Но в результате его кредитный балл упал ниже 700, и любая ссуда, не говоря уж о третьей закладной, — вторая была еще до неприятностей с «Банановой республикой» — стала недостижима.
Сотрудники банков тыкали пальцем в кредитный балл и умывали руки. Когда Алан объяснял, что тридцать лет исполнительно платил по закладным, по своим настоящим кредитным картам, к нему вроде прислушивались, раздумывали, но особо не вдумывались. Есть же кредитный балл.
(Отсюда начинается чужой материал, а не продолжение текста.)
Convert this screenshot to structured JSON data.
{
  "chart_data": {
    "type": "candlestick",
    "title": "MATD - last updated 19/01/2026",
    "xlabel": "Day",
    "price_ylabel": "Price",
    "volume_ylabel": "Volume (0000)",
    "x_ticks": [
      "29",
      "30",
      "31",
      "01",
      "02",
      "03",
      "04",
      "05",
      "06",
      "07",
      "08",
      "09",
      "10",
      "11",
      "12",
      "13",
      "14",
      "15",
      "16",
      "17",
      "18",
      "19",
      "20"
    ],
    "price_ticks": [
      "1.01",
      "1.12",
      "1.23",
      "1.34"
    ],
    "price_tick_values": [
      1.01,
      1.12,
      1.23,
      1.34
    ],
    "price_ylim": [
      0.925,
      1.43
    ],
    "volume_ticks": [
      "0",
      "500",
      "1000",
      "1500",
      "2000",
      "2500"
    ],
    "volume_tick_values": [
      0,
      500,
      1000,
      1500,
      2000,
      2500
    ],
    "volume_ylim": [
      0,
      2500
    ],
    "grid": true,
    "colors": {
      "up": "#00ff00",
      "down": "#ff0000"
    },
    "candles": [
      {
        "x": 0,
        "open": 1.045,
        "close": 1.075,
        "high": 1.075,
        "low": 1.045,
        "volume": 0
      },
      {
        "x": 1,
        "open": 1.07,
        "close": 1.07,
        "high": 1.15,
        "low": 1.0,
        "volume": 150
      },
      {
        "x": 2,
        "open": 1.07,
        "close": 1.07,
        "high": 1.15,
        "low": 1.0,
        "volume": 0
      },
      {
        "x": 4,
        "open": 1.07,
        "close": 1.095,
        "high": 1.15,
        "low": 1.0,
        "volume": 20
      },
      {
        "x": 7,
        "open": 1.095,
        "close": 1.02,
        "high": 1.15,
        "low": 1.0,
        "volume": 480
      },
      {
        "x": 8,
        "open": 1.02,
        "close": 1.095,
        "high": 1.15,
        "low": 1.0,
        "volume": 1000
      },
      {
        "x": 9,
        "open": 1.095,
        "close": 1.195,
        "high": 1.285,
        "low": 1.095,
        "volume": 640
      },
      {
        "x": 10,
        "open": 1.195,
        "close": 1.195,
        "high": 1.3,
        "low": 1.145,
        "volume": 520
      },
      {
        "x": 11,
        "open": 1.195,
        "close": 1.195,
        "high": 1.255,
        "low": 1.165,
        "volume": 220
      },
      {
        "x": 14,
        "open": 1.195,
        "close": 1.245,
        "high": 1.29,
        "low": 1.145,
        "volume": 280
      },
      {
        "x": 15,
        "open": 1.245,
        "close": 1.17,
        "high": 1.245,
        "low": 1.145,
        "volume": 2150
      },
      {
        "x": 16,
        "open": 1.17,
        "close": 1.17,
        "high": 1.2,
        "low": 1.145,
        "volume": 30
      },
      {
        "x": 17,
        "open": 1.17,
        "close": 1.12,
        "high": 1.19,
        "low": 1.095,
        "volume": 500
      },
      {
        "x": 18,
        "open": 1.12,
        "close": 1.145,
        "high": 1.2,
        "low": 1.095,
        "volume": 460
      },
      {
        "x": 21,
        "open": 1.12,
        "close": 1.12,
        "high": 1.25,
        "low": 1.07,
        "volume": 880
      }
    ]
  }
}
Алан пытался их урезонивать.
— Перед вами моя справка о кредитоспособности.
— Да, сэр.
— И единственное пятно на ней — эта карта «Банановой республики».
— Ну да. Я уверен, что других проблем нет.
— И вы понимаете, что 72 доллара задолженности по карте «Банановой республики» шесть лет назад — не очень значительный показатель в сравнении с тридцатью годами беспорочных счетов и выплат?
— Согласен.
Алану почудилось, что победа близка.
— Так мы можем как-нибудь обойти эту загвоздку?
Менеджер рассмеялся:
— Ой, нет. Мне очень жаль, сэр. Ваш балл ниже нашего порога. Мы не даем ссуды, если кредитный балл заявителя ниже 700.
— У меня 698.
— Ну да. Но даже если балл ниже 740, заявка рассматривается на высшем уровне.
— Но вы ведь не сами эти баллы подсчитываете.
— Ну да.
— Их подсчитывает внешняя организация. «Экспериан».
— Ну да.
— Вы знаете, как они оценивают, какие карты и платежи приводят к каким вычетам из балла?
— Ну откуда? Это закрытая информация. — Менеджер хмыкнул, будто они обсуждали мотивации Господа Бога лично. — Они защищают алгоритм очень тщательно, — прибавил он.
Алан позвонил в «Банановую республику». Там ничего не знали.
— Мы не занимаемся кредитными картами на таком уровне, — сказала девушка. Посоветовала обратиться в аризонский офис. Телефон в Аризоне раз за разом сбрасывал звонок, словно для того и стоял.
Настала эра властвования машин над человеками. Вот оно, падение государства, триумф систем, созданных для подрыва человеческих связей, человеческого разума, личного выбора, личных решений. Большинство людей ничего решать не хотят. А многие и многие, кто способен принимать решения, уступили эту привилегию машинам.
Алан встал. Углы номера торчали во все стороны, как бирюльки. Отыскал постель, и она его поглотила. Завертелась каруселью.
— Пожалуй, я перепил, — сказал он и захихикал. Прижал ладонь к стене — кружение замедлилось, прекратилось. — Неплохо. — Он такой смешной и ловкий. Захотел остановить карусель — и остановил. — Поздравляю вас, молодой человек! — молвил он в потолок.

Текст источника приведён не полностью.